"Setan" Tapering Nyengir Lagi, Pasar Global Mulai Goyang

Seperti disebutkan sebelumnya, tapering pasti terjadi hanya masalah waktu saja. Tapering merupakan salah satu bagian dari normalisasi kebijakan moneter The Fed. Sejak pandemi penyakit virus corona melanda Maret 2020, The Fed mengambil langkah cepat untuk menyelamatkan perekonomian AS.
Bank sentral paling powerful di dunia ini melonggarkan kebijakan moneternya dengan membabat habis suku bunganya menjadi 0,25%, dan menggelontorkan program pembelian aset atau yang dikenal dengan quantitative easing (QE), dengan nilai saat ini mencapai US$ 120 miliar per bulan.

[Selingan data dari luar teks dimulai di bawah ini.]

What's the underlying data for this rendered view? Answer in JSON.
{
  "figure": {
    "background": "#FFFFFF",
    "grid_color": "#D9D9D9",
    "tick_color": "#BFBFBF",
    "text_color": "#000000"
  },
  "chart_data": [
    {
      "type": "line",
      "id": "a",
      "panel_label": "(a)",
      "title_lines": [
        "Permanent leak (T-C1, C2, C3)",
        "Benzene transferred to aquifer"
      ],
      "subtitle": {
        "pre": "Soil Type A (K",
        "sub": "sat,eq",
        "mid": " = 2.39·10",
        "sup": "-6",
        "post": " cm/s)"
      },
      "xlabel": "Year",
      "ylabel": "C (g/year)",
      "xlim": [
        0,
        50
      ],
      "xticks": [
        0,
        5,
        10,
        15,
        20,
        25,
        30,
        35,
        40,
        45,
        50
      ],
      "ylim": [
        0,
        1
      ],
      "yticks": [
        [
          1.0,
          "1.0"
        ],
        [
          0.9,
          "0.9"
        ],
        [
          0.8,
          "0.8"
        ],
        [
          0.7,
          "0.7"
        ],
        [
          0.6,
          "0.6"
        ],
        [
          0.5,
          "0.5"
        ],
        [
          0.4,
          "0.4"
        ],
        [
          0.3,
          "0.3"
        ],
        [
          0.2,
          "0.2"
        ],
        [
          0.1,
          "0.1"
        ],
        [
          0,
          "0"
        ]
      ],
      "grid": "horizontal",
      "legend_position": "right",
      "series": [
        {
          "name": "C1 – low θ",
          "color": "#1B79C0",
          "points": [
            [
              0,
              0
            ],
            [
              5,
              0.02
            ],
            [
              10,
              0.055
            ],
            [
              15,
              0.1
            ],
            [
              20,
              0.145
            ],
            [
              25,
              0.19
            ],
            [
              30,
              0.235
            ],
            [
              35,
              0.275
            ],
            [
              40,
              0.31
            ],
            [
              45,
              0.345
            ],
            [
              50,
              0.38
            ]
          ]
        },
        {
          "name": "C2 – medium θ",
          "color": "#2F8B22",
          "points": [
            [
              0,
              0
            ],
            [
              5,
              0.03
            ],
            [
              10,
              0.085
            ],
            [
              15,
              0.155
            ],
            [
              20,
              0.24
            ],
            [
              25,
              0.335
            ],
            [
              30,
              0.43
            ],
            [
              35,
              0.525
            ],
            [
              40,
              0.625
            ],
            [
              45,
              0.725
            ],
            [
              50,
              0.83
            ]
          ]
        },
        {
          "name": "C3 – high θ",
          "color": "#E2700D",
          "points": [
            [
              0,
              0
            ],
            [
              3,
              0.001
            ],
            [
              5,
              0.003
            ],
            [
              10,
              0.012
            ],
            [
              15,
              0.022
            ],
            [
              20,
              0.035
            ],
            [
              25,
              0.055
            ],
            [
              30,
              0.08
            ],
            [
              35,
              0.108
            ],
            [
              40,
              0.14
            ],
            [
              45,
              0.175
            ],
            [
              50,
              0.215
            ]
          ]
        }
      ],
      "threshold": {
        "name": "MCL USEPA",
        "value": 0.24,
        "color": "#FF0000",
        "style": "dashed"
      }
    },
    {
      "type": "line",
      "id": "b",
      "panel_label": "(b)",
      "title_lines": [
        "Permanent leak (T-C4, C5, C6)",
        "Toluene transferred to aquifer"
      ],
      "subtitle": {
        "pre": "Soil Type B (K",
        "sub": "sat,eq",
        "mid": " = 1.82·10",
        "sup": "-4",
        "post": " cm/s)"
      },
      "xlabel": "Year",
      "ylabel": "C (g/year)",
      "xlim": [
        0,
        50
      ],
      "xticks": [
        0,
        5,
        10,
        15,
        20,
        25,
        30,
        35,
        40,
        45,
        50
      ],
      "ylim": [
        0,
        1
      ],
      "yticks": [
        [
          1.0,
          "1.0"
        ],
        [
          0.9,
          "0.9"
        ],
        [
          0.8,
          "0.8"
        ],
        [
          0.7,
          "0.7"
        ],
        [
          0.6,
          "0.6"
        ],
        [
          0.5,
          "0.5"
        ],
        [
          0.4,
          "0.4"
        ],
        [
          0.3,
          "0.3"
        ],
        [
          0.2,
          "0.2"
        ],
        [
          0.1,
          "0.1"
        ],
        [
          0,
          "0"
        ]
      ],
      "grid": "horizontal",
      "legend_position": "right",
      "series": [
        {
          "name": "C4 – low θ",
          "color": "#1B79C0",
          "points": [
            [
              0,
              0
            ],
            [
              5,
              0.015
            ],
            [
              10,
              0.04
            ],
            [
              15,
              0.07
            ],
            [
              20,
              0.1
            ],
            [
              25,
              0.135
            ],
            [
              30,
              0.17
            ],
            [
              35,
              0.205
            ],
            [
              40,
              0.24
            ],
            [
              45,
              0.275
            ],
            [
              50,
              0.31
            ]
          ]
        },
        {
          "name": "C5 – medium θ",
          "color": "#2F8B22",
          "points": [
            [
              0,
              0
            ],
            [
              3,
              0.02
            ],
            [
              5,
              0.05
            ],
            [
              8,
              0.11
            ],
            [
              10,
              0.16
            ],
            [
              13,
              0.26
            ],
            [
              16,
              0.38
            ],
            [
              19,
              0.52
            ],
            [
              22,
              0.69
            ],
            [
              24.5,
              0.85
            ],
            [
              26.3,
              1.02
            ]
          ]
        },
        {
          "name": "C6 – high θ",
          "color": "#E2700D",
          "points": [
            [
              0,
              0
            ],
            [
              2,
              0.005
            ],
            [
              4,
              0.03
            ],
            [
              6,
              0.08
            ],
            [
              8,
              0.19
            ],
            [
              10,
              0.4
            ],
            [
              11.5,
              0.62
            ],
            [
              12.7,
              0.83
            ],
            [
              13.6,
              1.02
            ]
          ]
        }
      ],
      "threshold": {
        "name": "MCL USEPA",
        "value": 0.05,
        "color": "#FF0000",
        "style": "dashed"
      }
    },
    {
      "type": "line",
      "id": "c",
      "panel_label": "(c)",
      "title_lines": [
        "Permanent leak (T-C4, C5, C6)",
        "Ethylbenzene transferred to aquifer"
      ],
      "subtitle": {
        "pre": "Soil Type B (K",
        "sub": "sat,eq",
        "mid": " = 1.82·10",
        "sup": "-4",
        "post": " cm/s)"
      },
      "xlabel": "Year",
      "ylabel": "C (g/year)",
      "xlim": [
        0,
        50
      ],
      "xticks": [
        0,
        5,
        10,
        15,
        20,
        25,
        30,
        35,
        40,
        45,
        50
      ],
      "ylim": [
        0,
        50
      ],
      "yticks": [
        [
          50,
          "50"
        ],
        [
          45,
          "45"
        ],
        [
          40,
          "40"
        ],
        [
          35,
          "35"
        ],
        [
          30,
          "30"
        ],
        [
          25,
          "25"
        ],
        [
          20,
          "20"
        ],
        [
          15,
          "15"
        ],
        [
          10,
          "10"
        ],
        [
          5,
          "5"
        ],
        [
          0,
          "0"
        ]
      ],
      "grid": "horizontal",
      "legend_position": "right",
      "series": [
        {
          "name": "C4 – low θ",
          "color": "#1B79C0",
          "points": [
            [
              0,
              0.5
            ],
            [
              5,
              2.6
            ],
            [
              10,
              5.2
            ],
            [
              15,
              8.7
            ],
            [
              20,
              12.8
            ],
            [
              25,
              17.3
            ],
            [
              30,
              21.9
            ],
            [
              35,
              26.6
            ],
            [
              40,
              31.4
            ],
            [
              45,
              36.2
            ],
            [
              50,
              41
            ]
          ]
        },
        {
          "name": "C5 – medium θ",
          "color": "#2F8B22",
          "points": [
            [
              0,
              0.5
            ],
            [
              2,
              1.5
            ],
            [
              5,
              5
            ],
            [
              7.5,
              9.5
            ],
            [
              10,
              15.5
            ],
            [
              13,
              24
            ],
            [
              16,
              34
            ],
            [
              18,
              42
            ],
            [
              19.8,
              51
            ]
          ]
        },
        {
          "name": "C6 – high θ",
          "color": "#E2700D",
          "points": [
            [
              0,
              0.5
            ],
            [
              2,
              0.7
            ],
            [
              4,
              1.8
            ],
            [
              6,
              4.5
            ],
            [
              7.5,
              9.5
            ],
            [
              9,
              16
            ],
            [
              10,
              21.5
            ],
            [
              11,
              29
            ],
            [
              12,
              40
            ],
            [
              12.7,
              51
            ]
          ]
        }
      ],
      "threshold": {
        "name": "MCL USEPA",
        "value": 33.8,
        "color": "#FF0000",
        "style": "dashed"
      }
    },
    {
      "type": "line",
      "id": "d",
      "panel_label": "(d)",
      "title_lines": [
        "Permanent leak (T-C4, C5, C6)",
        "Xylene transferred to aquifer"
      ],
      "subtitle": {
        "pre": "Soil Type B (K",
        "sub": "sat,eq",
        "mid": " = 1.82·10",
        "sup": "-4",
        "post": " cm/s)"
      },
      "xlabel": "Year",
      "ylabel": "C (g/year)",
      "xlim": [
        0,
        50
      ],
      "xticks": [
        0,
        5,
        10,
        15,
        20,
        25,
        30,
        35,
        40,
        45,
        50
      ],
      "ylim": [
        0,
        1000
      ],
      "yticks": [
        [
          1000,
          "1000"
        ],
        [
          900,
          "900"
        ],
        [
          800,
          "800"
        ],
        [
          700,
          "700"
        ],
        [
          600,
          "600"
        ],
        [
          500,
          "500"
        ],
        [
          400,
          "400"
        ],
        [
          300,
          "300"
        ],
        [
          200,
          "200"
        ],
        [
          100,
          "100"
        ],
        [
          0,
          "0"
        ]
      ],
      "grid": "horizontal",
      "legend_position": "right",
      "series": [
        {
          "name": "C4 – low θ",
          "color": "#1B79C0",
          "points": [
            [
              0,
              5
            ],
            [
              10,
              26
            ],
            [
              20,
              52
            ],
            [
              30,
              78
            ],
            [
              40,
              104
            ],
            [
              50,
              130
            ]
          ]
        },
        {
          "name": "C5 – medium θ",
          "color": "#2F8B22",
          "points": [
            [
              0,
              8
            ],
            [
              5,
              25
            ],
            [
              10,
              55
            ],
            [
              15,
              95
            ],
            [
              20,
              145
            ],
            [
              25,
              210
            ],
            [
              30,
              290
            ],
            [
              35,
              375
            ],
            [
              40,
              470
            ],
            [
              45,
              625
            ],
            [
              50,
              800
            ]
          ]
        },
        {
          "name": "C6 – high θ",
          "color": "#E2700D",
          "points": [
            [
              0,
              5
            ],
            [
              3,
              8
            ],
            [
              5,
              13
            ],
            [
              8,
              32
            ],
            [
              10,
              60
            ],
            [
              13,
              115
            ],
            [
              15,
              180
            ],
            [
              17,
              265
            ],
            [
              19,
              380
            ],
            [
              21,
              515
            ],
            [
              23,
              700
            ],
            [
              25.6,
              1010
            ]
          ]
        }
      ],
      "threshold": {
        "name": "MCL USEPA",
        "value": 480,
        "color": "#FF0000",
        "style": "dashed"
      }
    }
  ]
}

Ketika perekonomian AS sudah membaik, maka The Fed akan melakukan normalisasi kebijakan moneter yang pertama dilakukan adalah tapering, kemudian baru menaikkan suku bunga.
Pada pengumuman kebijakan moneter Juni lalu, The Fed memajukan proyeksi kenaikan suku bunganya menjadi tahun 2023, dari sebelumnya tahun 2024, bahkan tidak menutup kemungkinan kenaikan suku bunga di tahun depan. Namun, untuk tapering masih belum jelas kapan akan dilakukan.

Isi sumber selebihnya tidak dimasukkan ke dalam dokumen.